Vazgeçilmeli bu Gomera kahve laklamasından. Ülkede otuzbeşbin, iken Trabzon’da en yakın emsal ölçekli şehirden 14 kat fazlası 1.200 futbol antröneri var ama yıldız oyuncu yetiştirilemiyor. TUHAFLIK burda yatmalı demekki Ortada bir planlama yok.
Çözüm mü?
TRabzon Üniversitesi (TRU SBF) bu konuya bir çözüm için kolları sıvadı gibi. İlkin altyapı için “Sporcu sağlık, performans ve data merkezi”’nin kurulması sağlandı. Fakat Sayısallaştırılamayan (ölçülemeyen) hiçbir şey hakkında iyileştirme yapılamaz. Nokta! Bu merkezle futbola bilimin eli değecek, değsin, değmeli!

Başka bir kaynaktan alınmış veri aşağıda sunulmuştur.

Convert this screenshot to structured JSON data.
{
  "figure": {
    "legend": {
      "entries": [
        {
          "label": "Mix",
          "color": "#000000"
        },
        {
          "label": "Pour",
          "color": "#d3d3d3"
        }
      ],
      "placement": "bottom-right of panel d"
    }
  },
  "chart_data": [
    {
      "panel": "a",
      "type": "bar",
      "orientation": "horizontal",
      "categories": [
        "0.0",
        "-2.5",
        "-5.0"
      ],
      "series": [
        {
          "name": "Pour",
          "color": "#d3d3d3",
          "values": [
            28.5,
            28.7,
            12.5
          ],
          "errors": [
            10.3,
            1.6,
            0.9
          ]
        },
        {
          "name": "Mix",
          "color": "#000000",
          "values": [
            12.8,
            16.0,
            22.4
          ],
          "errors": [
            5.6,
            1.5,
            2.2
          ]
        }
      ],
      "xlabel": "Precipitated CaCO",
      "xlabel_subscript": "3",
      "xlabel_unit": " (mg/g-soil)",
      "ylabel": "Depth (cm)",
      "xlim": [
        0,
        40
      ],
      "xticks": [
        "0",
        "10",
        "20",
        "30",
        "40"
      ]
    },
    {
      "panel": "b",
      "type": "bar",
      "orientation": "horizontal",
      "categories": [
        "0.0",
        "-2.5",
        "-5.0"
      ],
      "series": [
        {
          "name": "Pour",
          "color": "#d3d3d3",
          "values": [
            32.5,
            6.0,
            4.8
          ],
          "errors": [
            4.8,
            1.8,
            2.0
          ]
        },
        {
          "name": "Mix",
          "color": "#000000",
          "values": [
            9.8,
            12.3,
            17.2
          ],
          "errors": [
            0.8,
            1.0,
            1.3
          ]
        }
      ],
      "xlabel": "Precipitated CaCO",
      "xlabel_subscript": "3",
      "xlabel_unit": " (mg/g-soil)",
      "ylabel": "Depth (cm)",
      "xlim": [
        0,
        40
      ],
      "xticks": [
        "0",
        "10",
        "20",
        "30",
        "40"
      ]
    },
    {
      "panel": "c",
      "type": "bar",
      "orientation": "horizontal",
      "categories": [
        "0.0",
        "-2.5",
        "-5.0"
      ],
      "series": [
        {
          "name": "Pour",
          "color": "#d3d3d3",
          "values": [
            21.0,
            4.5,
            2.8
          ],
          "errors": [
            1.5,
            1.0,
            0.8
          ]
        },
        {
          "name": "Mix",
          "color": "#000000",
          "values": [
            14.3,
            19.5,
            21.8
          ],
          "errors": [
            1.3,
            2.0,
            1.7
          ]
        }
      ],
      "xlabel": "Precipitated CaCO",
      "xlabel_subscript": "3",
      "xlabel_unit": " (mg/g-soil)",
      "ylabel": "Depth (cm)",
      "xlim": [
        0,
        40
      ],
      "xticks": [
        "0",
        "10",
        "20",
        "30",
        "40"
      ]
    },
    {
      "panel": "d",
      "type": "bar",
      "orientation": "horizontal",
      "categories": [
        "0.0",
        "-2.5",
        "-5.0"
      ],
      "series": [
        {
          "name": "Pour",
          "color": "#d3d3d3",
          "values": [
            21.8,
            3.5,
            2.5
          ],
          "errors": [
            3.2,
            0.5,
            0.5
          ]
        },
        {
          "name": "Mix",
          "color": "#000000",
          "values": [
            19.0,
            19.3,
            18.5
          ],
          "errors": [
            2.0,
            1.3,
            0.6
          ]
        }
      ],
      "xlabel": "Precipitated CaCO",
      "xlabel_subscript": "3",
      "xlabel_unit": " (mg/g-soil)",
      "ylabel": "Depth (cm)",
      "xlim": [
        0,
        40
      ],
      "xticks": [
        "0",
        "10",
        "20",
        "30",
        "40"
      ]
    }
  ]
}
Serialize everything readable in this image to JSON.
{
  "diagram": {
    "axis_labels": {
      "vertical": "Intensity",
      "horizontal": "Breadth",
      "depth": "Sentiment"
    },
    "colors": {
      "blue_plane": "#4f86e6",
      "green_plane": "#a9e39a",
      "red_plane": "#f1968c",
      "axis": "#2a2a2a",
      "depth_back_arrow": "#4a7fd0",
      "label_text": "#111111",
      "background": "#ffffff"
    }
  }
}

İkinci adım, Trabzon’da bin iki yüz futbol antrenörü var. Faal Futbol Antrönörü Federasyonu Trabzon Şubesi (TUFAD) ile bir işbirliği protokolü imzalandı. Yapay zeka ve robotik çağa uygun antrenörlerin (hocasız olmaz) hocaların antrenmanlarda kullanacakları dijital okur yazarlık eğitimlerine başlanacak gibi.
Bakın belki sadece bu iki hamle sporu kurtaracak, herşeyi çözdük demiyorum. Diyorum ki, bir plana ihtiyaç var. Önce bilimden, bilimin ışığından başlayalım. Sonra elbette insan iç görüsü, yetenek avlama, onu yetiştirme kısmı geliyor. Bunu yapacak insanları eğitelim, teknolojik bilgiyle donatalım.
Peki sonra?
İşte bundan sonrası planlama.
Güçlü, rekabetçi şehir takımları. Daha fazlası. Onların desteklenmesi. Öne çıkarılması. Akçaabat Sebat’ın süper lige yükselmesi daha dün gibi, bugün ise böyle bir kulüp kaldı mı şüpheli. Süper lig kantarında olmasa da, TRabzon tarihine – futboldaki ENDER – TESCİLLİ dünya şanı için, çok daha fazla güçlü kulübe ve yetkin insana ihtiyacımız var.
Yoksa görünen oki daha nice uzun yıllar şehrin kıt kaynaklarını futbol simsarlarına teslim etmeye devam edeceğiz.